Agnes?” As I stepped closer, I realized that this girl was not as tall as Agnes and that her hair was dark, not auburn. “Who’s there?”

The girl ignored me. She leaned farther over the wrought-iron balustrade that was keeping her from plunging like a doll to the ground floor fifty feet below.

“Be careful!”

She slowly turned her face in my direction. Her dull eyes stared at me glassily, empty of any life or recognition. I had recognized her, though. “Harriet?” I called out in a low voice. “What on earth are you doing? You might fall.”

Harriet didn’t reply, but just kept on staring and staring. She began to walk toward me, moving straight ahead with that ghastly, dead expression on her face.

“Harriet!” I grasped her by her shoulders and something clicked in my head. She is not dead, but sleeping….

Of course, Harriet was sleepwalking, that was all. She was still staring at me, blank eyed and unresponsive. Her hand twitched; then her head began to droop. I steered her toward a carved bench that stood near the top of the staircase and forced her to sit on it. As Harriet’s head lolled down and touched her chest she woke up.

“Harriet, what are you doing out here?”

“What?” she said, looking around vaguely.

“Did you know that you sleepwalk?”

“No…I mean…yes, sometimes, but not for years, not for ages.” Her eyes seemed to focus on me properly for the first time. “Please don’t tell anyone, Evie.”

“Why not? Can’t the nurse give you something to stop you from doing it? You could hurt yourself wandering around in the dark. I think the staff should know.”

“No, please don’t say anything! I don’t want anyone to know. I’m sure I won’t do it again.”

“So what brought it on?” I asked.

“It’s being in a new place, that’s all.” She looked at me pleadingly. “Please don’t say anything. They already think I’m…Anyway, what are you doing out of bed?”

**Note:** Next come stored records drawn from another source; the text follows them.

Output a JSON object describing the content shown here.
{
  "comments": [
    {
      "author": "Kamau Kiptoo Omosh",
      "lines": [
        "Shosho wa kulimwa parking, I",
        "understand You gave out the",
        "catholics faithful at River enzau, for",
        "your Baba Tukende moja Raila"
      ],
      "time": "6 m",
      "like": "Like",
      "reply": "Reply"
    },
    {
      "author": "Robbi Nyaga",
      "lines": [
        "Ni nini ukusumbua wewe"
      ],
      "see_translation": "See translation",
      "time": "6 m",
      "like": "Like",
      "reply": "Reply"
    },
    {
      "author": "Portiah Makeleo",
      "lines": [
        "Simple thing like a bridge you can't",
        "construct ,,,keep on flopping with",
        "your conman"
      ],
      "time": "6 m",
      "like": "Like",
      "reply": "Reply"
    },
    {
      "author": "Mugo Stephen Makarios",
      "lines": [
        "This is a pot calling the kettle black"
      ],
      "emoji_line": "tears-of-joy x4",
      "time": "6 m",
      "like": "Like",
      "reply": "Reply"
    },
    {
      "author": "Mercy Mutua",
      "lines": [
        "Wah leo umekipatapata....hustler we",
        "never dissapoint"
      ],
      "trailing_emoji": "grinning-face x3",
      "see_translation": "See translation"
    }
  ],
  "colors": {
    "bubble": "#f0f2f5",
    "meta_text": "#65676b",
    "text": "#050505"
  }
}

“Um…I was kind of half-asleep and I thought I heard someone in the corridor, so I came to look. That’s all. And we’ll get about a hundred demerits if the mistresses wake up and catch us. I guess we’d better get back to bed and get some sleep.”

Harriet blinked fearfully. “I wish my mom were here.”

I wanted to be kind, but she made me feel cold somehow, as though I couldn’t really be natural with her.

“Look, Harriet, it takes time to get used to boarding school. You need to give yourself a chance to settle down and make friends. Then you’ll feel more at home.”

The old clichés sounded so stilted and patronizing. She looked up at me with her dark, frightened eyes. “Do you really think I’ll make friends? I feel that no one likes me.”

“Don’t be silly.” I tried to laugh. “I like you.” But I wasn’t really sure whether it was true.

“Do you? Do you really?” Harriet stared at me, then smiled gratefully. “So I’ve got one friend, haven’t I? I’ll go to bed now. It’s funny,” she said as she stood up. “One of these rooms must have been Lady Agnes’s bedroom. It’s like we’re in her shadow…. Well, good night.”

“Wait, Harriet, stay a second!” There was something I needed to ask her. “I’ve been kind of wondering whether your family has anything to do with Lady Agnes—you know, with the Templetons who lived here? Are you…um, connected at all?”

She looked down, suddenly sullen again. “Aren’t we all connected, if you go back far enough? What does it matter, anyway?”

“Please, Harriet, I—I need to know; it might be important.”

The silence around us seemed to grow deeper.

Harriet’s sallow cheeks flushed pink. “Templeton is my mother’s name. My parents are divorced and I hardly see my dad; he’s not really interested…. I mean, he’s really busy. Anyway, after they split up she wanted me to be called Templeton too.”

“You said your mother was a student at the Abbey. Was that because she was related to the Wyldcliffe Templetons?”

She looked embarrassed again. “That’s not very likely. My mother was here on a scholarship. I don’t think she really fit in. But she got this dumb idea that she must be related to them because of her name, and started to think that maybe she should really have been a lady with a big house and horses and money. She was obsessed with anything to do with Lady Agnes. She said I should act like I was Lady Harriet Templeton, and went on and on about Agnes as if she were some kind of family relative.” Harriet looked away with a bitter expression on her face. “That’s why Mom sent me here,” she added. “Since Dad left she’s never had time for anything but her job, so that she can earn enough money for me to come to this place and be a proper Wyldcliffe lady. But it was all a kind of dream. I didn’t really want to come. I—I miss her.”

My heart sank. Poor Harriet. Poor sad Harriet.

I watched her pad back to her dorm, then fled to my own bed. There was no rest for me that night. But it wasn’t Sebastian or the coven that kept me awake. It was the small, everyday tragedy of one plain, awkward girl, who was quietly suffering under the roof of this great house. As I tossed and turned I heard the village clock strike three. I groaned and buried my head under my pillow. I couldn’t cope with any more problems. All I wanted to do was to go to sleep, and dream of Sebastian.